I completed education from tier 1 colleges (MBA and Engineering both from coveted IIM and IIT). After MBA, I joined Wall Street bank and life was really good. Was enjoying the perks of a MNC although the work was also excruciating but was an overall good experience. Left it for a startup (fast growth kida in me led this decision). Worked in the startup across multiple roles, learned a lot of new things. Tried staying away from office politics and earned a good name in the circle. But growth (read pay) was not that enticing and was not growing hence decided to leave. Was naive enough to quote this reason to business head and HR as well. Obviously it didn't go well with anyone. Joined startup2, changed cities and joined it. The role was similar, although my manager was an epitome of a toxic manager. Was doing good but he always was able to find some or the other mistake in my work. If he would not find any mistake then he would suggest some tangential hypothesis and then reprimand me for not thinking about it. Was so toxic that I didn't take leave when my wife was hospitalized and giving birth to our child.

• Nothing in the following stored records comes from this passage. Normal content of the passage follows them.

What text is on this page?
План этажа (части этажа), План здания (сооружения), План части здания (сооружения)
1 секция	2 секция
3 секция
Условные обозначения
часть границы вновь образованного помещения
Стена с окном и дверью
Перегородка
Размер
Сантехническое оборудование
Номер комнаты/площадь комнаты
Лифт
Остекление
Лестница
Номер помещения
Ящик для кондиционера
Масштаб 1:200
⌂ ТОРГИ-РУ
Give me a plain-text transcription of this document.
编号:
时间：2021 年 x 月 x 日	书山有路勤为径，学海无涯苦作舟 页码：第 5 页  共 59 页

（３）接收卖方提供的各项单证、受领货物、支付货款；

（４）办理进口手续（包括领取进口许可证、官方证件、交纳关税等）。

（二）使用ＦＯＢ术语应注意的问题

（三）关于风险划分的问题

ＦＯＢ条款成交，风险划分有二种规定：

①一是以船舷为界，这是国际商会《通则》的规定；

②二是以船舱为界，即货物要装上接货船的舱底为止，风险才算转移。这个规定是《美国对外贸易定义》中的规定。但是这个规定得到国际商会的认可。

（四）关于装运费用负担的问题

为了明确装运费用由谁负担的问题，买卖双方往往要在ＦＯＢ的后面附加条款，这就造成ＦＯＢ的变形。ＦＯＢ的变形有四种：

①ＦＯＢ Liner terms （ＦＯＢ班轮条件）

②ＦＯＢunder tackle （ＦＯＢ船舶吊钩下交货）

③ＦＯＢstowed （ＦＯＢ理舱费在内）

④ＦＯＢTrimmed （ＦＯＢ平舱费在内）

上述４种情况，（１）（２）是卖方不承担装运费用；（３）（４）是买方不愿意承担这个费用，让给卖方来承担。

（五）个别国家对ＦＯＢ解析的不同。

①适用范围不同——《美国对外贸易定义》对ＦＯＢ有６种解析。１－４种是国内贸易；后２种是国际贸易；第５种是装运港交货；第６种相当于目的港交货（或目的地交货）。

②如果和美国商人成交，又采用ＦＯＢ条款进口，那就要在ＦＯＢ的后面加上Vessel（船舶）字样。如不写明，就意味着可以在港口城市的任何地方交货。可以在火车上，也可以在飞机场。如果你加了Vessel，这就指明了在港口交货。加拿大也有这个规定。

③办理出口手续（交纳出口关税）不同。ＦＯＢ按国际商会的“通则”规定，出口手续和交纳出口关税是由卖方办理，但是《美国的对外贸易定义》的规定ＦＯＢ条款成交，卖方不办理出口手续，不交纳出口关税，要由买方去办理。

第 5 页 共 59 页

Tried doing everything possible but couldn't save the job and got laid off in the 1st lay off wave. Was shattered. Confidence was at rock bottom. Tried searching for roles. Luckily I got into startup3 who had remote work at that time. Although I joined the marketing team (which was not at all related to my previous work) thus creating a mess of my profile. Worked hard but in a "restructuring" exercise got laid off again. Within a year 2 lay offs with random work and no concrete direction in work. Now searching for roles but not able to find anything suitable as I was in non-core roles and in this difficult time everyone is looking for cheap resources with 1-3 yoe and not looking for 7+ yoe with generalist profile. Contemplating starting from zero in Marketing or learning coding/Data science so that can start my career again with right basics.